A clear majority of respondents come from the fresh sector, with just over 92 percent, 39.9 percent grow for the frozen sector, 44 percent in the chip sector, 52 percent grow seed and 29.4 percent grow for the dehy market.
Grower concerns for the 2012 season seem to center around over planting, rising input costs, quality and quantity of seed and climate conditions. Specifically, growers complained about the seeming trend toward cold, wet springs that have been hampering planting conditions during recent years.
Given the concerns over seed it's not surprising that 20 percent of respondents are planning on increasing their seed acreage in 2012. A little disconcerting is the revelation that 16.7 percent of the fresh sector growers are planning on increasing their acreage in the coming year. That may be offset by the 14.8 percent of growers planning on reducing their acres.
Chip growers are planning on increasing their acreage by 11.1 percent, not surprising given the current shortages in the chip sector.
The top three varieties were: Russet Burbank, Yukon Gold and Norland.
Our pool of growers indicated that their average cost per acre of potatoes was $2,272.88 and their average profit per acre was $1,153.16. They spend 189,164.04 annually for crop protection products and $110,088.88 on equipment.
Except for GPS systems planned equipment purchases are down slightly for the coming year from last year, but not a significantly.

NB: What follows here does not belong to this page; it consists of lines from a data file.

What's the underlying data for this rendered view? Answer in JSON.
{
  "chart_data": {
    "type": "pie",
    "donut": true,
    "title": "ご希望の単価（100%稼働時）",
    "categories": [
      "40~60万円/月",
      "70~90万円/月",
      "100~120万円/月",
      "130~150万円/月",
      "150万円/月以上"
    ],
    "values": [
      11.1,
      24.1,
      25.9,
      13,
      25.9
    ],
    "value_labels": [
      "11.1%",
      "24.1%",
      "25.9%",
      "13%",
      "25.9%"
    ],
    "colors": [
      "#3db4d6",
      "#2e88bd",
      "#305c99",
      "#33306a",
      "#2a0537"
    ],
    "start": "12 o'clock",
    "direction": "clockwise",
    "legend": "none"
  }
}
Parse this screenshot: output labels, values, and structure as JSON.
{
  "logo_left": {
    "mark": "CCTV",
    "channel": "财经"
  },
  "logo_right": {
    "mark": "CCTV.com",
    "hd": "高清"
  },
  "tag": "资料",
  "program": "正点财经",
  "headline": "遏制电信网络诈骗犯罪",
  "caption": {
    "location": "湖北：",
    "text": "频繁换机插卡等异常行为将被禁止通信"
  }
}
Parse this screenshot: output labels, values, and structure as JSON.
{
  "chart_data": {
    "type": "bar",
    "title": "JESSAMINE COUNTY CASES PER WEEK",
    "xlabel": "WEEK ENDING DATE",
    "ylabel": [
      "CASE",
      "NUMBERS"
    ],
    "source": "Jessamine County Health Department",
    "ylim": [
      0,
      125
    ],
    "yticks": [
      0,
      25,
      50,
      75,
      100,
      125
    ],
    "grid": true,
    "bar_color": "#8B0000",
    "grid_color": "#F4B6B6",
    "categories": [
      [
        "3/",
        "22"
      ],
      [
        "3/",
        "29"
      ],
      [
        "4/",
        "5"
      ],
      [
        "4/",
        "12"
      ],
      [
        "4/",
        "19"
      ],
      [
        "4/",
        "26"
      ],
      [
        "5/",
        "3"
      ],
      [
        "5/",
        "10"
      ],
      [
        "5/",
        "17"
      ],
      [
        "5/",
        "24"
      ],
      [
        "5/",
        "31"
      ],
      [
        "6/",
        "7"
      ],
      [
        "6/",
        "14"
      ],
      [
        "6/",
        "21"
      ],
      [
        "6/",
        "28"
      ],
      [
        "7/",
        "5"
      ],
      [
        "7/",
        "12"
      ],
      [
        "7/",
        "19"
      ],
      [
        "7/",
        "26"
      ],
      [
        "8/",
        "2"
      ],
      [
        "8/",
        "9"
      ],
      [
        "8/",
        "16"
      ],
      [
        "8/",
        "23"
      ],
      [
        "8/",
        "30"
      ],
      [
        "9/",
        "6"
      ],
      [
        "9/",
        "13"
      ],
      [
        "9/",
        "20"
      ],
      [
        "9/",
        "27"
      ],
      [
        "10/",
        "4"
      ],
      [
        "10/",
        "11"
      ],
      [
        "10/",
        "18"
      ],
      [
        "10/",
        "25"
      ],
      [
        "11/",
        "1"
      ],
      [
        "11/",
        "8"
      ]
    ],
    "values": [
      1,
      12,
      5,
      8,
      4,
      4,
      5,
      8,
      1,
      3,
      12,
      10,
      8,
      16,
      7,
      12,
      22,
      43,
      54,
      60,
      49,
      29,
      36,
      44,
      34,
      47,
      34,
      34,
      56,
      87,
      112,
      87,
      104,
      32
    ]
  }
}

In the coming year 33 percent on purchasing GPS systems, up from last year's figure of 24 percent. Evidence that farmers are seeing value in the GPS technology.
Another indicator of the acceptance of technology on the farm is the 9.8 percent jump seen in mobile and smartphones use as well as an 8 percent increase in text message updates.
More than a 58 percent are planning on purchasing a new or used general-use tractor, a figure just under last years total of 60 percent. Planned purchases of potato handling equipment is down 4.5 percent at 37.5 percent, harvesters, down 6 percent at 18 percent and irrigation equipment down 7 percent at 32 percent.
Probably the most positive statistic in the survey is the fact that 31.6 percent of growers are planning on purchasing land in the coming year. An increase of 6.1 percent from last year's survey. An indicator that U.S. agriculture is holding its own in this economy and that growers are making an investment in their future by securing the means to extend their operations in the future.